Kinetically, i.e. with a missile/bomb of some sort.
Clarification: A nuclear site is any Iranian facility used for the development, enrichment, storage, or processing of nuclear material or technology, including reactors, enrichment facilities, uranium mines, and research centers located on Iranian soil.
Parchin is not a nuclear facility.
The work that was alleged to have happened in Parchin up to 2003 is regarding nuclear detonators. Despite the name, nuclear detonators are NOT nuclear technology. They direct energy from a CONVENTIONAL explosion to generate enough pressure for a nuclear reaction. So the work itself does not involve fissile material, nuclear energy, nuclear reactions or anything of that sort. The fissile material is brought in only when a nuclear bomb is actually tested, which Iran has never done.
The IAEA has additionally examined the site and found no evidence of fissile material. Of course, some claimed this was due to sanitization efforts. However, it is extremely difficult to remove all trace radiation from a site that handled fissile material.
@CraigDemel does it? What about hitting a hanger for planes that could carry nuclear weapons? Or car factories for the trucks that carry the materials around?
@capybara the trucks can move anything else and hangars can arguably hold other kinds of aircraft. However the implosion devices can only be used in nukes. You wouldn't put one into a toaster oven.
@ICRainbow I read some other comments and your reply. I changed my mind and am not against the resolution to Yes.
I believe the Axios report is sufficient to resolve the market to Yes. Barak Ravid is as good as it gets reporting on the middle east, and his article is clear:
https://www.axios.com/2024/11/15/iran-israel-destroyed-active-nuclear-weapons-research-facility
The Israeli attack on Iran in late October destroyed an active top secret nuclear weapons research facility in Parchin, according to three U.S. officials, one current Israeli official and one former Israeli official.
I will resolve the market to yes in 24 hours barring any countervailing information coming out.
@SemioticRivalry There's no rush. Personally, I'd wait a week or two for the dust to settle, and reassess. I haven't bet in this market.
@SemioticRivalry Barak Ravid is hardly impartial when it comes to Israel. He might very well be correct, but as a non-invested bystander, I’d rather have more confirmation than the word of an ex-8200 member.
@Judd see isw, probably the best source for war info
https://www.understandingwar.org/backgrounder/iran-update-november-15-2024
@SemioticRivalry I don't see a strong reason to not resolve or extend the 24 hour waiting period.
Lack of sources. It's a scoop, which, by definition, is an exclusive news piece hence the lack of other reporting - this is generally how news like this gets reported on for a lot of Israeli activities. Also: simple google search reveals that the Telegraph has an article that was posted 19 hours ago which suggests they have done their due diligence and verified the article.
Article has factual information from both Israeli and US officials.
Biased reporting. He is an Israeli and an ex-IDF member yet his Wikipedia page states:
"In September 2014, Ravid came out against 43 fellow reservists of Unit 8200 who publicly refused "to take part in actions against Palestinians and refuse to serve as tools in deepening the military control over the Occupied Territories"."". Also, if I'm not mistaken, he's part of the anti-Netanyahu crowd.
@SemioticRivalry I keep getting burnt because what seems to me like the obvious interpretation of the question is totally changed by the fine print. I would have expected this to resolve yes if a place from which Iran can launch nuclear strikes was hit, not a research facility. My bad, of course, but it's really frustrating.

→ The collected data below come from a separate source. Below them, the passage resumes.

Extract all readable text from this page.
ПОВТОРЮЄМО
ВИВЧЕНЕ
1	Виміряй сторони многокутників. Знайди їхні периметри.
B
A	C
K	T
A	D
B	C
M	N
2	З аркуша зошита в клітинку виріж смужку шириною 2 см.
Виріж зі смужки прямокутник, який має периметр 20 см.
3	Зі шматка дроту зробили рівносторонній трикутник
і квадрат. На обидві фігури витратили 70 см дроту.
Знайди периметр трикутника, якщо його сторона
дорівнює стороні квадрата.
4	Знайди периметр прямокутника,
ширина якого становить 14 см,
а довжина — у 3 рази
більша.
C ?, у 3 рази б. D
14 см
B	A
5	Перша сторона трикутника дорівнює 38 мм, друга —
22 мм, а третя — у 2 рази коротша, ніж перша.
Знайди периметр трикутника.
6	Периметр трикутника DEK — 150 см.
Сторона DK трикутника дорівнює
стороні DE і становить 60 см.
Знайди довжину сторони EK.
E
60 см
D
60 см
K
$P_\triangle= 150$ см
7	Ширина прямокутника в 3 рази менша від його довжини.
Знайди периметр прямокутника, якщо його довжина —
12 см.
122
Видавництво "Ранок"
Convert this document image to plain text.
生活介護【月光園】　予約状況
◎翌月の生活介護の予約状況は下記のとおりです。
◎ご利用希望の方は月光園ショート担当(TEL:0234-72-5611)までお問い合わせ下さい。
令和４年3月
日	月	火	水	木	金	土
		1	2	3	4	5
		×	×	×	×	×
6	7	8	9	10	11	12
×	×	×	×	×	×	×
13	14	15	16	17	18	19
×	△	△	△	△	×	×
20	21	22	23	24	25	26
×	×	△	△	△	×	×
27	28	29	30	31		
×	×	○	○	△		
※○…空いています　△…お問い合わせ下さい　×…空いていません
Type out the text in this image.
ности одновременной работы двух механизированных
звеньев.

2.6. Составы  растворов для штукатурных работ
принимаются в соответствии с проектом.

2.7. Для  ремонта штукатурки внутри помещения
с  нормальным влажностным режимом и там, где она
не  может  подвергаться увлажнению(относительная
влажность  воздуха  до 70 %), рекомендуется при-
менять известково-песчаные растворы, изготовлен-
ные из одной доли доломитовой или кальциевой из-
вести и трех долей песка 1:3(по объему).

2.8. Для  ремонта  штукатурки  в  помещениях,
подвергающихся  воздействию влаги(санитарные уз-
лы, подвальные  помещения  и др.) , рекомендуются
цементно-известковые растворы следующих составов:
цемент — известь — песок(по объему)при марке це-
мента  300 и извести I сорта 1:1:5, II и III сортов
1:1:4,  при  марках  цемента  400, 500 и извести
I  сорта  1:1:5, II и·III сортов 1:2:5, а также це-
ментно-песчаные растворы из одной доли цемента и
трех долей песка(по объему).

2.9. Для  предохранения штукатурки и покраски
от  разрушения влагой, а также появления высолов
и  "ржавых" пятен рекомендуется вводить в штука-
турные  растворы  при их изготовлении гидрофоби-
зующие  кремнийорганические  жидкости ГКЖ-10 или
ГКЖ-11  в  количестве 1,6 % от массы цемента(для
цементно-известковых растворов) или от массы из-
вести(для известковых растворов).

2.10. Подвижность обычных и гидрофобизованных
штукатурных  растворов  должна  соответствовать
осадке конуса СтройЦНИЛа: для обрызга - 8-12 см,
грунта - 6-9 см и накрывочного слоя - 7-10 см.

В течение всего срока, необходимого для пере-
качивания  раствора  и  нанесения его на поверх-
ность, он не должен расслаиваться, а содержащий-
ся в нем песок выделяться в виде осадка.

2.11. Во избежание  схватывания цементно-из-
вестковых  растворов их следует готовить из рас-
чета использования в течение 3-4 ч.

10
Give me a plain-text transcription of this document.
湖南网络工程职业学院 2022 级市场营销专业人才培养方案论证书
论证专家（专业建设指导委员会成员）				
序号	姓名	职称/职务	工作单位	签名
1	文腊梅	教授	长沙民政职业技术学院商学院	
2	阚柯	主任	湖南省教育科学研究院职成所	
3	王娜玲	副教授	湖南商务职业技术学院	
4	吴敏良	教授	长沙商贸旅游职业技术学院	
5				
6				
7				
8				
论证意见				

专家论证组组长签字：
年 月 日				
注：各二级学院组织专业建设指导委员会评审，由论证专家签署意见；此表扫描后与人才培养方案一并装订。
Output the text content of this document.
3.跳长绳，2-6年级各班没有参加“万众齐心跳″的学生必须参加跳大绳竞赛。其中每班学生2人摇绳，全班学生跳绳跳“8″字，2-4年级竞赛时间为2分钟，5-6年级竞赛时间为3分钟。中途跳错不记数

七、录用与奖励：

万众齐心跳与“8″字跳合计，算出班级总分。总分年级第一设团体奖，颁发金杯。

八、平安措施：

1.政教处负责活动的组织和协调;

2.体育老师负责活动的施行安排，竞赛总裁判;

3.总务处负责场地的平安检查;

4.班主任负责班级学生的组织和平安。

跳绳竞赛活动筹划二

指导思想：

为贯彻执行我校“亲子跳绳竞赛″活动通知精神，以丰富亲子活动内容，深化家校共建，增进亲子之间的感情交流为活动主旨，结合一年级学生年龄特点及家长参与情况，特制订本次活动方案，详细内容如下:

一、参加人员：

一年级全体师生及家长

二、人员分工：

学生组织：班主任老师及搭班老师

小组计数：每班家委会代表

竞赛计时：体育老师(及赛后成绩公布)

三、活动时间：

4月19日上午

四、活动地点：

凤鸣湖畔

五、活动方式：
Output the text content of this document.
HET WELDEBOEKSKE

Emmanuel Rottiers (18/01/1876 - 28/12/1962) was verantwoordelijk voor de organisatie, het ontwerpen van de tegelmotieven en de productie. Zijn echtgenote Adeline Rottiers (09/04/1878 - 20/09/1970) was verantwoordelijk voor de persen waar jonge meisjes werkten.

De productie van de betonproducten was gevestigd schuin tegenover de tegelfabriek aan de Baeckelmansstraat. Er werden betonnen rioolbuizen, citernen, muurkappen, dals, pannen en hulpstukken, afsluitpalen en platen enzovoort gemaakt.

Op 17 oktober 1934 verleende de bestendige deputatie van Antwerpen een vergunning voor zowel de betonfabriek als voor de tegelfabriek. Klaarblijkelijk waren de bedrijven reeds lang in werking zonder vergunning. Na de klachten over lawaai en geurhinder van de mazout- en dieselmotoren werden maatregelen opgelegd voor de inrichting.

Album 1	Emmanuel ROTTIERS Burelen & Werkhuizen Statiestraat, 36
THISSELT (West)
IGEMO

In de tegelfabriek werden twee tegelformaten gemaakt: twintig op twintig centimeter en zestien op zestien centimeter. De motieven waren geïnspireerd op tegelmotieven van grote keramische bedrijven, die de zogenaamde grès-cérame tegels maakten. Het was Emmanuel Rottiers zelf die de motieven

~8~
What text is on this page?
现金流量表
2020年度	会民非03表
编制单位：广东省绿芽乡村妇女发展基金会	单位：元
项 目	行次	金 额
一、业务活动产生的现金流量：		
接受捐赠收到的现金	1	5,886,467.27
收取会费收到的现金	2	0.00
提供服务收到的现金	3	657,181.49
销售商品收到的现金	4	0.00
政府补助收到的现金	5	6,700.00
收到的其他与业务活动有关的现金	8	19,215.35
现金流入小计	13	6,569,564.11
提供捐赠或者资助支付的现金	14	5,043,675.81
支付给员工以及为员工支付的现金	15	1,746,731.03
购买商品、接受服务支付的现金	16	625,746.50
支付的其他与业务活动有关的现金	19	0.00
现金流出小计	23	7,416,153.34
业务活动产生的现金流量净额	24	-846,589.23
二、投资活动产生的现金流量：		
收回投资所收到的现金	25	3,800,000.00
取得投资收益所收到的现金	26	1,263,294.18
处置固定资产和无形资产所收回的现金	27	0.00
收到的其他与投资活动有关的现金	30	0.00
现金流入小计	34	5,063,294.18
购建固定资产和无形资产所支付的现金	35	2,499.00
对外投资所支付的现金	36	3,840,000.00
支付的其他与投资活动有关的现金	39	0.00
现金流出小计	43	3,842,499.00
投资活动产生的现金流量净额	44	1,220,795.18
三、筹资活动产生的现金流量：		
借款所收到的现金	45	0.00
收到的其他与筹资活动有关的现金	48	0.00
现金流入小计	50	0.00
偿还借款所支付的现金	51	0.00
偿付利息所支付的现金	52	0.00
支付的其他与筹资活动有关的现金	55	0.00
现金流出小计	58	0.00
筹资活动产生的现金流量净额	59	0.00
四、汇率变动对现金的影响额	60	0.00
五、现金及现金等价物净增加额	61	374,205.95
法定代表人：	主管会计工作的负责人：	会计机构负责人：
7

@WilliamGunn it's one of the biggest challenges with this site, and one reason I personally don't support the "scroll and bet based on titles" behavior Manifold's UI is designed to facilitate. In this case IMO the title was ambiguous, so the clarification in the description is fair game - but I can definitely see how someone would've had a different interpretation and been burned as you were (even as someone who personally thinks YES was the right resolution here).
I'm just being a sore loser but
The facility was part of the Iranian Amad nuclear weapons program until Iran halted its military nuclear program in 2003. It was used for testing explosives needed to set off a nuclear device, according to the Institute for Science and International Security.
Is that "nuclear material or technology"?
@FergusArgyll yeah but the article shows that the status quo has changed: previoiusly it was believed that the facility was producing conventional weaponry – presumably why this market didn't intially resolve to Yes – which had potential to be applicable to development of nuclear weapons, but now both the US and Israel believe the facility is developing weaponry / technology specifically for nuclear weapon development hence the clandestine nature of the facility.
@FergusArgyll iirc, designing a detonation that can trigger a nuclear chain reaction in a bomb was a key challenge during the Manhattan project. Not going to argue this either way since it's such a grey area wrt what I would take to be the spirit of this market.